After a year of study of YouTube videos featuring black girls who twerk and to a lesser degree black women rappers, I am just starting to understand what is going on in the media ecology of YouTube. More to come from what we discover this summer. I intend to vlog once a week about this from now on. Be on the lookout for my vlogs.
Spreading Ideas by Black Girls
Black girls can colloquially mean a young or older black girl to signify the sisterhood we share and perhaps to signify unconsciously on that time of life when we are least bound by the conventions of respectability, beauty and competition with men and other women.

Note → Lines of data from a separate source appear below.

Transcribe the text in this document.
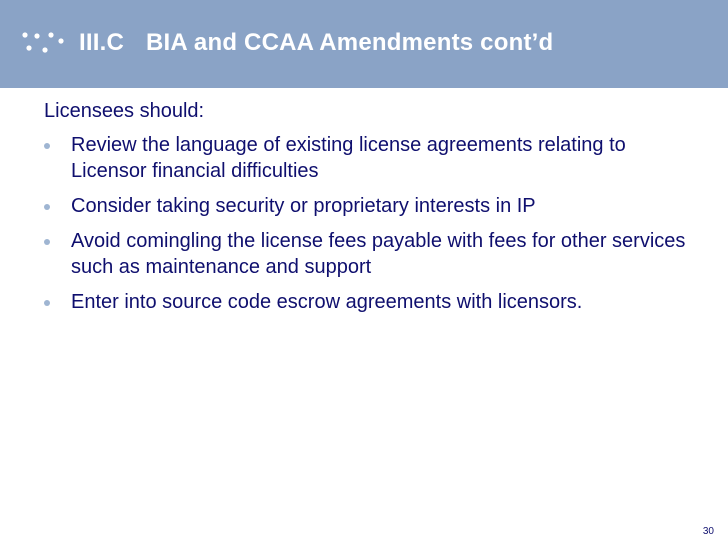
III.C BIA and CCAA Amendments cont’d
Licensees should:
Review the language of existing license agreements relating to Licensor financial difficulties
Consider taking security or proprietary interests in IP
Avoid comingling the license fees payable with fees for other services such as maintenance and support
Enter into source code escrow agreements with licensors.
30
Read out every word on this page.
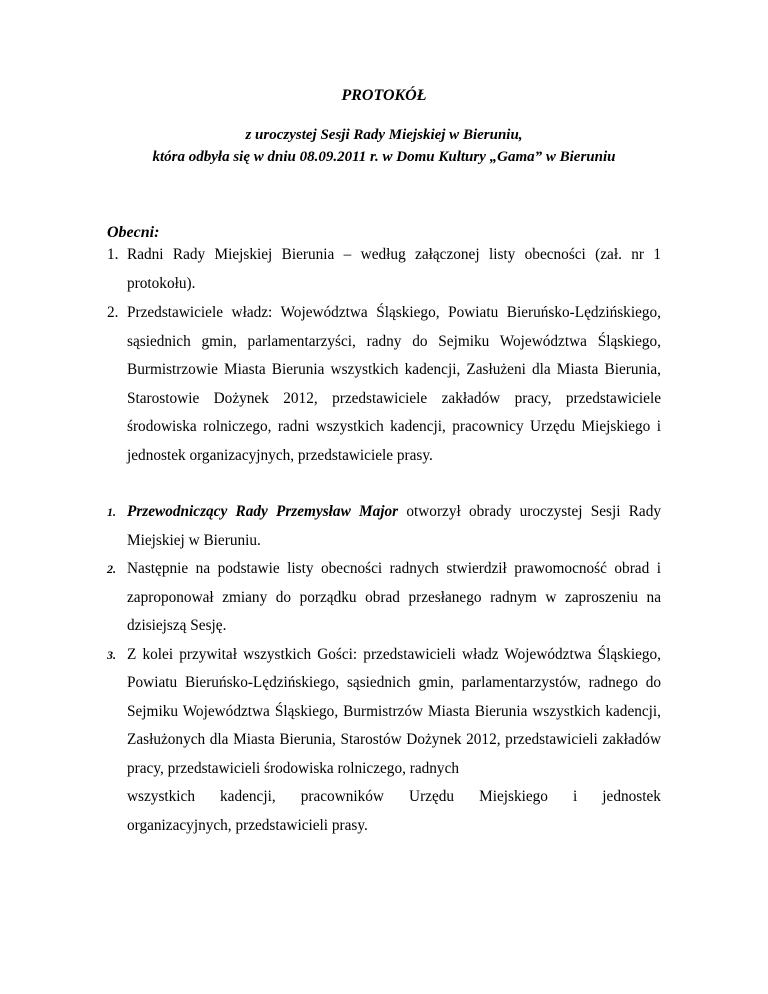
PROTOKÓŁ
z uroczystej Sesji Rady Miejskiej w Bieruniu,
która odbyła się w dniu 08.09.2011 r. w Domu Kultury „Gama” w Bieruniu
Obecni:
1. Radni Rady Miejskiej Bierunia – według załączonej listy obecności (zał. nr 1 protokołu).
2. Przedstawiciele władz: Województwa Śląskiego, Powiatu Bieruńsko-Lędzińskiego, sąsiednich gmin, parlamentarzyści, radny do Sejmiku Województwa Śląskiego, Burmistrzowie Miasta Bierunia wszystkich kadencji, Zasłużeni dla Miasta Bierunia, Starostowie Dożynek 2012, przedstawiciele zakładów pracy, przedstawiciele środowiska rolniczego, radni wszystkich kadencji, pracownicy Urzędu Miejskiego i jednostek organizacyjnych, przedstawiciele prasy.
1. Przewodniczący Rady Przemysław Major otworzył obrady uroczystej Sesji Rady Miejskiej w Bieruniu.
2. Następnie na podstawie listy obecności radnych stwierdził prawomocność obrad i zaproponował zmiany do porządku obrad przesłanego radnym w zaproszeniu na dzisiejszą Sesję.
3. Z kolei przywitał wszystkich Gości: przedstawicieli władz Województwa Śląskiego, Powiatu Bieruńsko-Lędzińskiego, sąsiednich gmin, parlamentarzystów, radnego do Sejmiku Województwa Śląskiego, Burmistrzów Miasta Bierunia wszystkich kadencji, Zasłużonych dla Miasta Bierunia, Starostów Dożynek 2012, przedstawicieli zakładów pracy, przedstawicieli środowiska rolniczego, radnych
wszystkich kadencji, pracowników Urzędu Miejskiego i jednostek
organizacyjnych, przedstawicieli prasy.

Each week I want to share a TED Talk by a black girl. This one speaks how our native orientations to English make a difference and point to differences. I spoke last week about linguistic productivity — the ability to make new meaning with words and ideas in our discourse. I want to start a movement of black girls who take twerking videos and start thinking about producing new ideas with them. Adding their voice and speaking texts or poetry with their own dance. Remixing Beyonce or feminist speeches by Chimamanda Ngozi Adichie or June Jordan to their own videos. Remixing empowering ideas whether visual, textual or aural with twerking videos to learn to play with new narratives about themselves.
We deserve to make our own meanings! Let’s bring curiosity to our own sites of practice on YouTube.